By providing life-saving drugs to HIV-positive pregnant women, the president's program claims to have prevented 157,000 infants from becoming infected. This is a huge accomplishment. What the U.S. funding hasn't done is reduce unwanted pregnancies. In a clinic in Uganda where pregnant HIV-positive women were receiving anti-retroviral treatment, 93% reported that their pregnancies were unintended. It's no surprise that many HIV-positive women do not wish to bear children whom they might infect with the virus or leave orphaned. It's cruel to deny contraception to such poor and sick women should they desire it. And as a public health matter, it's far cheaper to prevent unwanted pregnancies than to prevent mother-child HIV transmission. Yet U.S. funding for family planning has flat-lined.

Of course, the far-right sees it differently. Chuck Colson writes,

The revised bill also undoes rules that prevent money from funding abortions. So out of the 50 billion dollar pot for HIV/AIDS relief, much of it could be diverted from faith-based groups to abortion providers.

While that may inflame the anti-choice donor base and activate their phone lines to Congress, the reality is that since 1973, US law (the Helms Amendment) has prohibited any US foreign assistance from being used to provide abortion services “as a method of family planning or to motivate or coerce any person to practice abortions.” At no time in 35 years has any organization been found to be in violation of this law.

Reproductive health advocates hoping to apply lessons learned from the first five years of PEPFAR argue that the Lantos Bill provides funding to ensure prevention of mother-to-child transmission of HIV. Instead of forcing failed abstinence programs on African agencies that have told us they don't work, the Lantos Bill provides voluntary contraceptive information, counseling and supplies to HIV positive women wishing to plan their families. Such services are recognized by both the World Health Organization and Office of the Global AIDS coordinator as essential. Voluntary contraceptive services reduce unintended pregnancies.

Despite these facts, the far right beat goes on, insisting that 33 cents of every US tax dollar sent to Africa to prevent HIV/AIDS be spent on ideological programs that don't work.

The Institutes of Medicine says,

The [abstinence] earmark has greatly limited the ability of Country Teams to develop and implement comprehensive prevention programs that are well integrated with each other and with counseling and testing, care, and treatment programs and that target those at greatest risk.

and that they were

unable to find evidence for the position that abstinence can stand alone or that 33 percent is the appropriate allocation for such activities even within integrated programs.

The Government Accounting Office says,

… 17 of 20 PEPFAR teams … reported that the spending requirement presents challenges [in responding] to local epidemiology and cultural and social norms.

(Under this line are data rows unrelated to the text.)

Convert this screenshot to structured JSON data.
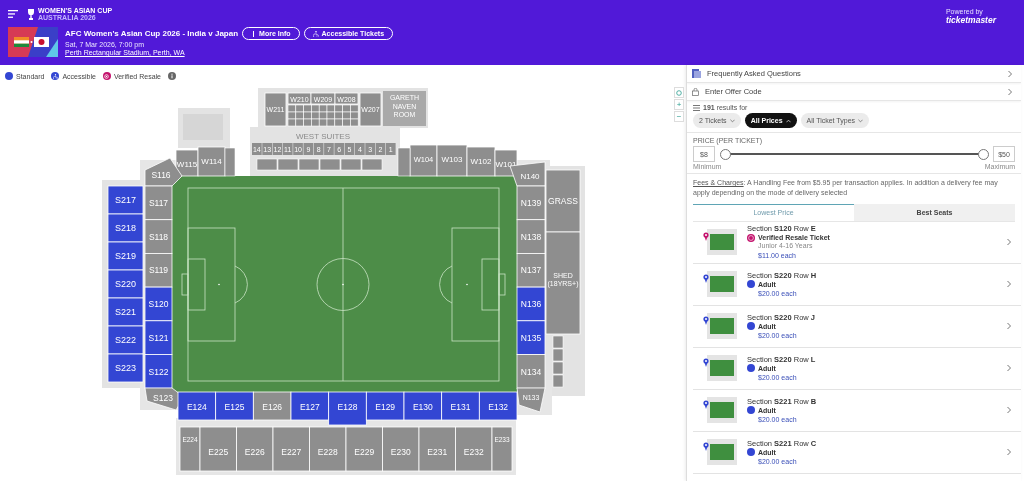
{
  "header": {
    "logo": {
      "line1": "WOMEN'S ASIAN CUP",
      "line2": "AUSTRALIA 2026"
    },
    "event": {
      "title": "AFC Women's Asian Cup 2026 - India v Japan",
      "date": "Sat, 7 Mar 2026, 7:00 pm",
      "venue": "Perth Rectangular Stadium, Perth, WA",
      "buttons": [
        {
          "label": "More Info",
          "kind": "info"
        },
        {
          "label": "Accessible Tickets",
          "kind": "accessible"
        }
      ]
    },
    "powered_by": "Powered by",
    "brand": "ticketmaster"
  },
  "map": {
    "legend": [
      {
        "label": "Standard",
        "color": "#3346d3",
        "kind": "standard"
      },
      {
        "label": "Accessible",
        "color": "#3346d3",
        "kind": "accessible"
      },
      {
        "label": "Verified Resale",
        "color": "#c4136d",
        "kind": "resale"
      }
    ],
    "zoom_controls": [
      {
        "kind": "reset"
      },
      {
        "kind": "zoom_in",
        "label": "+"
      },
      {
        "kind": "zoom_out",
        "label": "−"
      }
    ],
    "west_upper": [
      {
        "label": "W211",
        "available": false
      },
      {
        "label": "W210",
        "available": false
      },
      {
        "label": "W209",
        "available": false
      },
      {
        "label": "W208",
        "available": false
      },
      {
        "label": "W207",
        "available": false
      }
    ],
    "room": "GARETH NAVEN ROOM",
    "west_suites": {
      "title": "WEST SUITES",
      "boxes": [
        "14",
        "13",
        "12",
        "11",
        "10",
        "9",
        "8",
        "7",
        "6",
        "5",
        "4",
        "3",
        "2",
        "1"
      ]
    },
    "west_lower": [
      {
        "label": "W115",
        "available": false
      },
      {
        "label": "W114",
        "available": false
      },
      {
        "label": "W104",
        "available": false
      },
      {
        "label": "W103",
        "available": false
      },
      {
        "label": "W102",
        "available": false
      },
      {
        "label": "W101",
        "available": false
      }
    ],
    "south_lower": [
      {
        "label": "S116",
        "available": false
      },
      {
        "label": "S117",
        "available": false
      },
      {
        "label": "S118",
        "available": false
      },
      {
        "label": "S119",
        "available": false
      },
      {
        "label": "S120",
        "available": true
      },
      {
        "label": "S121",
        "available": true
      },
      {
        "label": "S122",
        "available": true
      },
      {
        "label": "S123",
        "available": false
      }
    ],
    "south_upper": [
      {
        "label": "S217",
        "available": true
      },
      {
        "label": "S218",
        "available": true
      },
      {
        "label": "S219",
        "available": true
      },
      {
        "label": "S220",
        "available": true
      },
      {
        "label": "S221",
        "available": true
      },
      {
        "label": "S222",
        "available": true
      },
      {
        "label": "S223",
        "available": true
      }
    ],
    "north_lower": [
      {
        "label": "N140",
        "available": false
      },
      {
        "label": "N139",
        "available": false
      },
      {
        "label": "N138",
        "available": false
      },
      {
        "label": "N137",
        "available": false
      },
      {
        "label": "N136",
        "available": true
      },
      {
        "label": "N135",
        "available": true
      },
      {
        "label": "N134",
        "available": false
      },
      {
        "label": "N133",
        "available": false
      }
    ],
    "north_terraces": [
      {
        "label": "GRASS",
        "available": false
      },
      {
        "label": "SHED (18YRS+)",
        "available": false
      }
    ],
    "east_lower": [
      {
        "label": "E124",
        "available": true
      },
      {
        "label": "E125",
        "available": true
      },
      {
        "label": "E126",
        "available": false
      },
      {
        "label": "E127",
        "available": true
      },
      {
        "label": "E128",
        "available": true
      },
      {
        "label": "E129",
        "available": true
      },
      {
        "label": "E130",
        "available": true
      },
      {
        "label": "E131",
        "available": true
      },
      {
        "label": "E132",
        "available": true
      }
    ],
    "east_upper": [
      {
        "label": "E224",
        "available": false
      },
      {
        "label": "E225",
        "available": false
      },
      {
        "label": "E226",
        "available": false
      },
      {
        "label": "E227",
        "available": false
      },
      {
        "label": "E228",
        "available": false
      },
      {
        "label": "E229",
        "available": false
      },
      {
        "label": "E230",
        "available": false
      },
      {
        "label": "E231",
        "available": false
      },
      {
        "label": "E232",
        "available": false
      },
      {
        "label": "E233",
        "available": false
      }
    ]
  },
  "panel": {
    "links": [
      {
        "label": "Frequently Asked Questions",
        "kind": "faq"
      },
      {
        "label": "Enter Offer Code",
        "kind": "offer"
      }
    ],
    "results": "**191** results for",
    "filters": [
      {
        "label": "2 Tickets",
        "selected": false,
        "expanded": false
      },
      {
        "label": "All Prices",
        "selected": true,
        "expanded": true
      },
      {
        "label": "All Ticket Types",
        "selected": false,
        "expanded": false
      }
    ],
    "price": {
      "title": "PRICE (PER TICKET)",
      "min": "$8",
      "max": "$50",
      "min_label": "Minimum",
      "max_label": "Maximum",
      "thumbs": [
        {
          "level": 0
        },
        {
          "level": 1
        }
      ]
    },
    "fees": {
      "link": "Fees & Charges",
      "text": ": A Handling Fee from $5.95 per transaction applies. In addition a delivery fee may apply depending on the mode of delivery selected"
    },
    "tabs": [
      {
        "label": "Lowest Price",
        "selected": true
      },
      {
        "label": "Best Seats",
        "selected": false
      }
    ],
    "listings": [
      {
        "title": "Section **S120**  Row **E**",
        "type": "Verified Resale Ticket",
        "kind": "resale",
        "color": "#c4136d",
        "note": "Junior 4-16 Years",
        "price": "$11.00 each"
      },
      {
        "title": "Section **S220**  Row **H**",
        "type": "Adult",
        "kind": "standard",
        "color": "#3346d3",
        "price": "$20.00 each"
      },
      {
        "title": "Section **S220**  Row **J**",
        "type": "Adult",
        "kind": "standard",
        "color": "#3346d3",
        "price": "$20.00 each"
      },
      {
        "title": "Section **S220**  Row **L**",
        "type": "Adult",
        "kind": "standard",
        "color": "#3346d3",
        "price": "$20.00 each"
      },
      {
        "title": "Section **S221**  Row **B**",
        "type": "Adult",
        "kind": "standard",
        "color": "#3346d3",
        "price": "$20.00 each"
      },
      {
        "title": "Section **S221**  Row **C**",
        "type": "Adult",
        "kind": "standard",
        "color": "#3346d3",
        "price": "$20.00 each"
      }
    ]
  }
}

Despite these facts, at next week's hearings, the push to compromise with the far-right Congressmen who want to ignore reality will be strong. One would think, based on the strength of the far-right's rhetoric, that people pushing the Lantos Bill were actually trying to eliminate abstinence programs altogether.

They are not. They are simply eliminating the earmark that forces 33 percent of funds to be spent in this specific way. In fact, the Lantos Bill promotes measurable outcomes for increases in abstinence, delay of sexual debut, and behavior change that everyone acknowledges are critical aspects of comprehensive programs.

Let's hope Congress can follow the beat of reality in Africa better than President Bush, by standing firm and passing the Lantos Bill so our efforts to prevent the spread of HIV/AIDS in Africa are in synch with what we've learned from public health experts in the first five years of PEPFAR.